So once again, the cops will investigate the cops.
This kind of nonsense is satirised ruthlessly in the Yes Minister TV series. At one point the Rt Hon James Hacker and his ever-wily personal secretary, Sir Humphrey, agree there has to be an inquiry into some matter.
But both men know such an inquiry has political risks. Sir Humphrey says he will be happy to run the inquiry for the Prime Minister.
"The job of a professionally conducted internal inquiry is to unearth a mass of no evidence."
The difficulty with an independent inquiry, he goes on, is that "everything depends on who the chairman is. He has to be absolutely sound".
Meaning, of course, "He will have a sensitive and sympathetic oversight into the overall problem." Meaning, of course, he will know how to look after GCSB.
It's been a pesky week for John Key.
Every night on the network news, there's Dotcom. The Herald website publishes a Dotcom picture right under the masthead. I think he is there as a "trending story".
Mr Key would no doubt like him to trend off into outer space and collide with space junk.
What's most intriguing is why Mr Key released that mention of Dotcom had been made at a totally secure GCSB briefing in February.
But, says, Mr Key, he hardly noticed it. Look, I'm sorry, but that's impossible. There had been one of those wild police raids just weeks before which attracted about as much attention as a nuclear blast. And nothing about Dotcom is too small to be noticed.
I received an overwhelming amount of mail from my column last week in which I said that the whole Dotcom saga is part of a long history of incompetence and corruption which has characterised the history of this country. Many agreed. Many seemed overjoyed to hear me say it.
But I have to say too there were some other, darker emails from people who had observed Dotcom over the years and are less impressed with him than I was.
Then Kate Wilkinson got herself in a right pickle with her assent to a visa for Mike Tyson, one of the greatest thugs to ever enter a sports arena. Tyson's rape conviction got him a six-year sentence. No foreign national can be granted a visa for New Zealand if they've committed a crime worth more than five years in jail. Wilkinson gave him a visa.
The storm built and when Key said he had no idea how the man was awarded a visa to come here, that was the end, really. Wilkinson stood corrected and the visa was revoked the next day.

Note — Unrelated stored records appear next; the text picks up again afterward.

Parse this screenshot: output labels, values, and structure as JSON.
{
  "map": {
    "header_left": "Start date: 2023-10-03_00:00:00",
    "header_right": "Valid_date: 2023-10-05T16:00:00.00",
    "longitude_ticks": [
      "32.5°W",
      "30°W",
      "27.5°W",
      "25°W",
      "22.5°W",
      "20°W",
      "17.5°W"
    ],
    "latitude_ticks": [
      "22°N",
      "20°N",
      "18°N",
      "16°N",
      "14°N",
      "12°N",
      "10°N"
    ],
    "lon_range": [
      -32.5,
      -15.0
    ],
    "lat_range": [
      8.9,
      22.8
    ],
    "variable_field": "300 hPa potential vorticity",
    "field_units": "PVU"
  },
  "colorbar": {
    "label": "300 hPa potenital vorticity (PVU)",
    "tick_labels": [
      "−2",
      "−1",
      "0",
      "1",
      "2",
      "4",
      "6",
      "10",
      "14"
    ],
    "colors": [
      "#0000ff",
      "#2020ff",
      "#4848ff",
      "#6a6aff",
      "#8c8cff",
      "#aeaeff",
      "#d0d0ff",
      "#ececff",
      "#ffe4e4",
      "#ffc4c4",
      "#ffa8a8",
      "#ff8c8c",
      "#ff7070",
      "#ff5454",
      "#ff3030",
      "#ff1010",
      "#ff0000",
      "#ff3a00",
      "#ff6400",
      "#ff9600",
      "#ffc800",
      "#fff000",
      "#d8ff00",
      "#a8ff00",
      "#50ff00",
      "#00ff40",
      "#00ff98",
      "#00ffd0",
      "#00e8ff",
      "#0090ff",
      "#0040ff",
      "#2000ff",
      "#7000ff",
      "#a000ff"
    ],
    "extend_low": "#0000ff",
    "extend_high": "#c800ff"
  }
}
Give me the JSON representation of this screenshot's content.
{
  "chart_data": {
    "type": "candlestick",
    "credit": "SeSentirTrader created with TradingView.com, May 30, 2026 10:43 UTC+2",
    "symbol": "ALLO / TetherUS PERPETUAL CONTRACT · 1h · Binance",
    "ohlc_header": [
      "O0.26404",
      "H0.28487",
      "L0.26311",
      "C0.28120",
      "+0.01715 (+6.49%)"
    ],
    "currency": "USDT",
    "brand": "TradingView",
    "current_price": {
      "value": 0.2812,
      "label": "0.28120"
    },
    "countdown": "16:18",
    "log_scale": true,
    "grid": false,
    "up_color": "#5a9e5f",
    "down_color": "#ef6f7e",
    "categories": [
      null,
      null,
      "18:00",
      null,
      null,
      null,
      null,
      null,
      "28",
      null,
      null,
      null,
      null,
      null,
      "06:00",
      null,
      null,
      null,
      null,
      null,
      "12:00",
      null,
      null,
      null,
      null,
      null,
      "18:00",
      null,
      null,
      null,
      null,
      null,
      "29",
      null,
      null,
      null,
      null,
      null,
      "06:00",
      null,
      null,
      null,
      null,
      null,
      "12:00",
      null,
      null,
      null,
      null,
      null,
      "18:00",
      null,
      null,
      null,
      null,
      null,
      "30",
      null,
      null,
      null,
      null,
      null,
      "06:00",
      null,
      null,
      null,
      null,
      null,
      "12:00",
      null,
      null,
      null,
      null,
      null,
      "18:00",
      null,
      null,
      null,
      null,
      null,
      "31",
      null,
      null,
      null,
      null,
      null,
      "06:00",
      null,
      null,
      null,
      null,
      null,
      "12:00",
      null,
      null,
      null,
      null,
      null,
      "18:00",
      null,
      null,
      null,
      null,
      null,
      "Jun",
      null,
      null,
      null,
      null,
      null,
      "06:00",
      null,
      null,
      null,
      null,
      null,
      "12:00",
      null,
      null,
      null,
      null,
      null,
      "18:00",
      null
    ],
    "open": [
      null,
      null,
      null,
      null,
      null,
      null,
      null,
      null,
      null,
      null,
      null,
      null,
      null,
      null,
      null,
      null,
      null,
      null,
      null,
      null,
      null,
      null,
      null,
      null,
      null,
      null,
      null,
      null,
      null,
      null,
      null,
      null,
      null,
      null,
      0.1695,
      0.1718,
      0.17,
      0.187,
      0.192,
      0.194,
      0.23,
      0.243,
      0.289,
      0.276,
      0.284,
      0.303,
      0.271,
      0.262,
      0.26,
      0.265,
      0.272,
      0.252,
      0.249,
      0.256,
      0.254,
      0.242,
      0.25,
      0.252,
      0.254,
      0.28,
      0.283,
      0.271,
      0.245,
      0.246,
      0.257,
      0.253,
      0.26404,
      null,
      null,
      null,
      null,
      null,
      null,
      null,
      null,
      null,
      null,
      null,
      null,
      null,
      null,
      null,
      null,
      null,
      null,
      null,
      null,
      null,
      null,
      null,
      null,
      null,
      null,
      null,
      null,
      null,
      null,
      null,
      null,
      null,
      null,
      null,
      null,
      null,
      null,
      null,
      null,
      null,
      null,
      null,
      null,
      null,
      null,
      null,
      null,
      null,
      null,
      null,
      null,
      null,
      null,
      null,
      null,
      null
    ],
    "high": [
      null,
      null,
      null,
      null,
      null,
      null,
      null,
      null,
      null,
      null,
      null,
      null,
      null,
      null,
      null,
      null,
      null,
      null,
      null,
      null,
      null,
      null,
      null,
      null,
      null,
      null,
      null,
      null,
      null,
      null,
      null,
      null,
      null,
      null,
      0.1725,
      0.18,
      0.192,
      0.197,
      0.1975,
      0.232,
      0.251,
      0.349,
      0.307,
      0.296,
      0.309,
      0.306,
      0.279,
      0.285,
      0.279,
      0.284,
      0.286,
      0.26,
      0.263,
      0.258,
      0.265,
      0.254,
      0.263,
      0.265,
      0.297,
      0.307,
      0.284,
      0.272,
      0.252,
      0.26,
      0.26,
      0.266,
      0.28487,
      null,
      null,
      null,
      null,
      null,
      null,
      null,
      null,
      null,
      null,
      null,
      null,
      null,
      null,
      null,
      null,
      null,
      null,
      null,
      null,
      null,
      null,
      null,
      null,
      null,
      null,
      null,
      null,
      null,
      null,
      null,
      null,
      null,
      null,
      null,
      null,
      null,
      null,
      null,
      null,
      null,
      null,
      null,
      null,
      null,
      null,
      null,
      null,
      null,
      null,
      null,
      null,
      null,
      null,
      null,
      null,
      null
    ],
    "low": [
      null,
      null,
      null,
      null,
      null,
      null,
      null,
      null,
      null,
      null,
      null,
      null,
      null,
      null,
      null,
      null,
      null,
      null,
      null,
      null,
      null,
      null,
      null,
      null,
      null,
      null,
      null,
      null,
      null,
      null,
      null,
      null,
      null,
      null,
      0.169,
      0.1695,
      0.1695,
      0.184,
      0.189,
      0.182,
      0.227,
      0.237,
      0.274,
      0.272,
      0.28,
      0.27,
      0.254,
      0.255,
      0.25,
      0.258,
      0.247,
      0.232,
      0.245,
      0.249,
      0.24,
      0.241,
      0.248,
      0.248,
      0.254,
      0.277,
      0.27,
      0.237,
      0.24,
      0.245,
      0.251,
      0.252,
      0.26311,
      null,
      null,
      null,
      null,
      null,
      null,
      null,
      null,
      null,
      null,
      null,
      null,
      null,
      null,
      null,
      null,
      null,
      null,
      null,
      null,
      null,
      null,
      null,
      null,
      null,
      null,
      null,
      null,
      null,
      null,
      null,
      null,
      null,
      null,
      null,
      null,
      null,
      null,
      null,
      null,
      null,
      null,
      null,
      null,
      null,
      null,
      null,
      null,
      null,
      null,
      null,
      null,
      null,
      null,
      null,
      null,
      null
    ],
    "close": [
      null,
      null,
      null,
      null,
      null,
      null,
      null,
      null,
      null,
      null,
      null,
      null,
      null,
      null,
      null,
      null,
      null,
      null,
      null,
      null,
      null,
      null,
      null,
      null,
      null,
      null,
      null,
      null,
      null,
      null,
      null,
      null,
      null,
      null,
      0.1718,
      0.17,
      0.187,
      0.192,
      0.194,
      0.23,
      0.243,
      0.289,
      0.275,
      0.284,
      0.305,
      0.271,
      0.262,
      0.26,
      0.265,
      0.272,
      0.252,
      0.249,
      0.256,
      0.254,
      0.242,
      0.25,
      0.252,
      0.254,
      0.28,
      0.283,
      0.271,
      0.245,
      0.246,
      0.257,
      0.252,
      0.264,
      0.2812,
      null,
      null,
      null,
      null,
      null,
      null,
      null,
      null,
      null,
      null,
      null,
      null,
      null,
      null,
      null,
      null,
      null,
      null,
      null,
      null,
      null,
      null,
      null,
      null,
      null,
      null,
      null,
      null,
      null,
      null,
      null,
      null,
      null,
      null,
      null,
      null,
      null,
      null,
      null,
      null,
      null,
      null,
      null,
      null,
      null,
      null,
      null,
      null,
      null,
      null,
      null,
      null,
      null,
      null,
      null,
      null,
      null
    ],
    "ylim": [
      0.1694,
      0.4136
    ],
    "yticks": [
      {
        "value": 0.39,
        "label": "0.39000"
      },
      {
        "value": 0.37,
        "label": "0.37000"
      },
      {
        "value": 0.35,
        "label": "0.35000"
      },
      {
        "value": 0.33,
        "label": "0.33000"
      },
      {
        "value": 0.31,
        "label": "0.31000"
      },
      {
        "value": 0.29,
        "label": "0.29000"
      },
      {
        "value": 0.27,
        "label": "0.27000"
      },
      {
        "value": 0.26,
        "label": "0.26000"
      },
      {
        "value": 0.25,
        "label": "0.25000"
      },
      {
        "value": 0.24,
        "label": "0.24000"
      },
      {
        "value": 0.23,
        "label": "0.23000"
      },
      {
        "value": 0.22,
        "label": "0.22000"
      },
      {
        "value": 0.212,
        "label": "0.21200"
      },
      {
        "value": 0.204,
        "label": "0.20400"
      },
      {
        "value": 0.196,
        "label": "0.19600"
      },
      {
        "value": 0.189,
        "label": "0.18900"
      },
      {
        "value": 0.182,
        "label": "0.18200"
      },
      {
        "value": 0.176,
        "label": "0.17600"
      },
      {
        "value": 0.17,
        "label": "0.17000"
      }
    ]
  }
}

From what I could work out from his barely comprehensible manner of speaking from Vegas the other night, I don't think he's ever taken responsibility for that crime, or ever admitted he committed it. Tyson is so unsavoury. He's so low he could parachute out of a snake's backside. One just looks at him and is filled with revulsion. Having said that, I've always preached that there has to be redemption. A man's got to be able to change his ways. And a man's got to be able to turn his life over to good and the world has to give a him a chance doesn't it? And he does seem to have changed. But on further interrogation of the Life Education Trust, Wilkinson found out that they didn't want a bar of him.
And in the big American presidential debate? Romney was very impressive, more so than I'd ever seen him. But I don't think you can beat soul. Or a man who says when he walked into the White House the country was paying for two wars on credit cards and the country was about to go broke.
Nevertheless it was all pretty evenly matched, good looking roosters both of them.